$A\in\R^{n\times n}$, invertible, want to solve $Ax=b$, $b\neq0$ and look at errors
Theorem. $$\kappa_\infty=\IN{A}\IN{A^{-1}}$$
$A+E$ representation with error $\IN{E}\leq u\IN{A}$
$b+e$ representation with error $\IN{e}\leq u\IN{b}$
If $(A+E)\hat{x}=b+e$ and if $u\kappa_\infty<1$, then
$$\frac{\IN{X-\hat{X}}}{\IN{X}}\leq\frac{2u\kappa_\infty}{1-u\kappa_\infty}$$
Lemma. $I\in\R^{nn}$, $F\in\R^{nn}$ s.t. $\|F\|_p<1$ for some $p\in[1,\infty]$. Then $I-F$ is invertible and $$\|(I-F)^{-1}\|_p\leq\frac1{1-\|F\|_p}$$
Proof.
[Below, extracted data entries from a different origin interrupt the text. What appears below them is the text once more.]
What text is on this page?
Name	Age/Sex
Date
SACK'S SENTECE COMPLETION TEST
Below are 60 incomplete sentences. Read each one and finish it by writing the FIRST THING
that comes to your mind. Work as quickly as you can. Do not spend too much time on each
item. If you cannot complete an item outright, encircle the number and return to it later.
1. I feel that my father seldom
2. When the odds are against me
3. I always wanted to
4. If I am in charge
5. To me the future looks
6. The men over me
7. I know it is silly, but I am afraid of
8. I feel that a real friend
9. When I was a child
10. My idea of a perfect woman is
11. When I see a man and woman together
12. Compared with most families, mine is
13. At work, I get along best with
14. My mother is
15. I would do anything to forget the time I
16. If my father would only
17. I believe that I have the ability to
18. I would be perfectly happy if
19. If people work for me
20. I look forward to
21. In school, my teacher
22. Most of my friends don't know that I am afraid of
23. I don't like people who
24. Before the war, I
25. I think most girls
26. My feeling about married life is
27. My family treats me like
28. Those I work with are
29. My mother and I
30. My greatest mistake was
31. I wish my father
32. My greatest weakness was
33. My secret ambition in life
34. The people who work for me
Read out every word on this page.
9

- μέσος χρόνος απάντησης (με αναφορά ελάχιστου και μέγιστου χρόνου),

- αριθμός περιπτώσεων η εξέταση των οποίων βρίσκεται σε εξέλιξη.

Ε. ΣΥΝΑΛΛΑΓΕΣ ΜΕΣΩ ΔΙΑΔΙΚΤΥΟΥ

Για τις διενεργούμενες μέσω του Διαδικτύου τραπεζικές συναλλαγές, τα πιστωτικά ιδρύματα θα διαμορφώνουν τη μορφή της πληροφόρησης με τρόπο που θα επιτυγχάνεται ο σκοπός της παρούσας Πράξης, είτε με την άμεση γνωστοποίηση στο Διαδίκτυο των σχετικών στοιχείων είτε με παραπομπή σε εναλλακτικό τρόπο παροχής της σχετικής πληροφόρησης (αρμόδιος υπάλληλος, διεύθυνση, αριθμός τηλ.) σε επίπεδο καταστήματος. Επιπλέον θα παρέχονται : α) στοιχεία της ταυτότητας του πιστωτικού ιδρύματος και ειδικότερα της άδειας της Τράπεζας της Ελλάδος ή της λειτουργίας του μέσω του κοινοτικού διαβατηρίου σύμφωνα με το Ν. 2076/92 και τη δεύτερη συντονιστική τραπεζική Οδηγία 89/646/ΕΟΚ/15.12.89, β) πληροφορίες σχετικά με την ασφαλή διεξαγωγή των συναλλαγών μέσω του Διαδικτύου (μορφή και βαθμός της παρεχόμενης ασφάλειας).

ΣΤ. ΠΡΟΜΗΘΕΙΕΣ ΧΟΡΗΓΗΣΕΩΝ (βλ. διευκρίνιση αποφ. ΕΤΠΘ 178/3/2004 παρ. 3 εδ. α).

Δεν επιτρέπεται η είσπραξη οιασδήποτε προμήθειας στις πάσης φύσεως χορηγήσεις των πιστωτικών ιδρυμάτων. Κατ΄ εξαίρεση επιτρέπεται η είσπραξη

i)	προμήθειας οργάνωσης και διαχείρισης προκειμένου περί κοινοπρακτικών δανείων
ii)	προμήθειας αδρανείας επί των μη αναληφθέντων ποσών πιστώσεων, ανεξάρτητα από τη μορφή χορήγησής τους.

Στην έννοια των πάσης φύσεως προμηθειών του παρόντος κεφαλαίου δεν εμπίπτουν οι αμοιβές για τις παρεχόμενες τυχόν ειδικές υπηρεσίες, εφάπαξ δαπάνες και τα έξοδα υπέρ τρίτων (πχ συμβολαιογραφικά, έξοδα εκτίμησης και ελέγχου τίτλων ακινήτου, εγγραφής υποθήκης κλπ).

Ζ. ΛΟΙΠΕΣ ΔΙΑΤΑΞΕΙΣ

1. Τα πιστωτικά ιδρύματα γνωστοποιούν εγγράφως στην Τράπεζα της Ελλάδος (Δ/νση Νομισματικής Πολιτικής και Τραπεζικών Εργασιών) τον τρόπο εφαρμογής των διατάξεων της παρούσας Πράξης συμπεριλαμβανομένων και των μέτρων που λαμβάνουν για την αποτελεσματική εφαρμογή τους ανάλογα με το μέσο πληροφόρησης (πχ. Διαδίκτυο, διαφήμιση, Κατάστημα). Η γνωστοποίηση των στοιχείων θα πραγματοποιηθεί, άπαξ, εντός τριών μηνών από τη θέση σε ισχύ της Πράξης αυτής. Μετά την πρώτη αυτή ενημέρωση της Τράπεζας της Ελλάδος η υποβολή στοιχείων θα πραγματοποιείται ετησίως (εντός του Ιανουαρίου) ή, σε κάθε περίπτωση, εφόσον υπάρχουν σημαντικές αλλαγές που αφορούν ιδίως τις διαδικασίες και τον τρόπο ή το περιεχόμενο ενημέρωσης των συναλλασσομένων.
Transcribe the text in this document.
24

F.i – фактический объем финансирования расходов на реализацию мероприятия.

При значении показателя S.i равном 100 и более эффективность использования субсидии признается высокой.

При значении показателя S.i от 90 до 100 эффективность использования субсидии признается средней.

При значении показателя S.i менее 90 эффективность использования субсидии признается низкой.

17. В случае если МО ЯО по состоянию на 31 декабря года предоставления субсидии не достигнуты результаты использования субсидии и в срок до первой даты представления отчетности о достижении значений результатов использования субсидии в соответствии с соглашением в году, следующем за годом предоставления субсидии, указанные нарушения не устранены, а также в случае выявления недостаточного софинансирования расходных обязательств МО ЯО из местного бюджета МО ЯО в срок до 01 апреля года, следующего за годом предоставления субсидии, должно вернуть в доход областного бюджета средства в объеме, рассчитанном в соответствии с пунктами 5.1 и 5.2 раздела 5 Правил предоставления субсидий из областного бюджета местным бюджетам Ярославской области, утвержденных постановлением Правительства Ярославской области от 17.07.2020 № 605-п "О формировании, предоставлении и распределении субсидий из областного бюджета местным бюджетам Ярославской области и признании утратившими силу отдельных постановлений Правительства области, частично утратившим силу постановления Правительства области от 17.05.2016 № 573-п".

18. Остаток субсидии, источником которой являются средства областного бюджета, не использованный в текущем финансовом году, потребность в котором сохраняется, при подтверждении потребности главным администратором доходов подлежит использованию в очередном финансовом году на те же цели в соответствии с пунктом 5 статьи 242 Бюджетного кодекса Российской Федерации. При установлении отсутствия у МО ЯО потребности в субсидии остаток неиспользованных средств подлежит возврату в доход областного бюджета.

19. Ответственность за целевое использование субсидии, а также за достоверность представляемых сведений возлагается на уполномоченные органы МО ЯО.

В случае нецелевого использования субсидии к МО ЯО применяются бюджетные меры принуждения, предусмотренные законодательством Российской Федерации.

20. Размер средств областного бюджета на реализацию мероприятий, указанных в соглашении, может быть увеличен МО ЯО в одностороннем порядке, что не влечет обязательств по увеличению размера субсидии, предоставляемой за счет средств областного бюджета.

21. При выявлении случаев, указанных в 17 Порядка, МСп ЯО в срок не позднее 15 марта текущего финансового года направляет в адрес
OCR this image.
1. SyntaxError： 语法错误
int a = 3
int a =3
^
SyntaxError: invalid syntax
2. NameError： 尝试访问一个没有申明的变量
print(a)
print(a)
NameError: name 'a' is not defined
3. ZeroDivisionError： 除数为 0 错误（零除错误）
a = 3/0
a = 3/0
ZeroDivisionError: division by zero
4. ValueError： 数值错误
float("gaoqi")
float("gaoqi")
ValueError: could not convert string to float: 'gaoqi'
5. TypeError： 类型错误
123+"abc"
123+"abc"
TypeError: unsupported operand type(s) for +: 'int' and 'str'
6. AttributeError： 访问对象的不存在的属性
HOMEWORK
Lemma. Suppose $\exists\varepsilon>0$ s.t. $\|\Delta A\|\leq\varepsilon\|A\|$, $\|\Delta b\|\leq\varepsilon|b\|$, and $y$ s.t. $(A+\Delta A)y=(b+\Delta b)$. If $\epsilon\|A\|\,\|A^{-1}\|=r<1$ then $A+\Delta A$ is invertible and $$\frac{\|y\|}{\|x\|}\leq\frac{1+r}{1-r}$$
Proof.
$A+\Delta A=A(I+A^{-1}\Delta A)$, so $\|A^{-1}\Delta A\|\leq\varepsilon\|A^{-1}\|\,\|A\|$, then $A+\Delta A$ is invertible. Then,
$$\underbrace{(I+A^{-1}\Delta A)}_\text{invertible}\;y\,=\underbrace{A^{-1}b}_x+A^{-1}\Delta b$$ $$y=(I+A^{-1}\Delta A)^{-1}(x+A^{-1}\Delta b)$$ $$\|y\|\leq\|I+A^{-1}\Delta A\|\cdot\left(\|x\|+\varepsilon\|A^{-1}\|\,\|b\|\right)\leq\frac1{1-r}\left(\|x\|+r\frac{\|b\|}{\|A\|}\right)$$ $$\leq\frac1{1-r}(\|x\|+r\|x\|)$$ since $\|A\|\,\|x\|\geq\|b\|$
Lemma. $$\frac{\|y-x\|}{\|x\|}\leq\frac{2\varepsilon\|A^{-1}\|\,\|A\|}{1-r}$$
Proof. $$y-x=A^{-1}\Delta b-A^{-1}\Delta Ay$$ $$\|y-x\|~\leq~\ep\|A\inv\|\,\|b\|+\ep\|A\inv\|\,\|A\|\,\|y\|~\leq~\ep\|A\inv\|\,\|A\|(\|x\|+\|y\|)$$
HOMEWORK
1. What happens if I use $\ell^1$ norm instead of $\ell^\infty$?
2. Generate examples that show bound is conservative
3. Generate examples that show bound is nearly achieved (within factor of 10)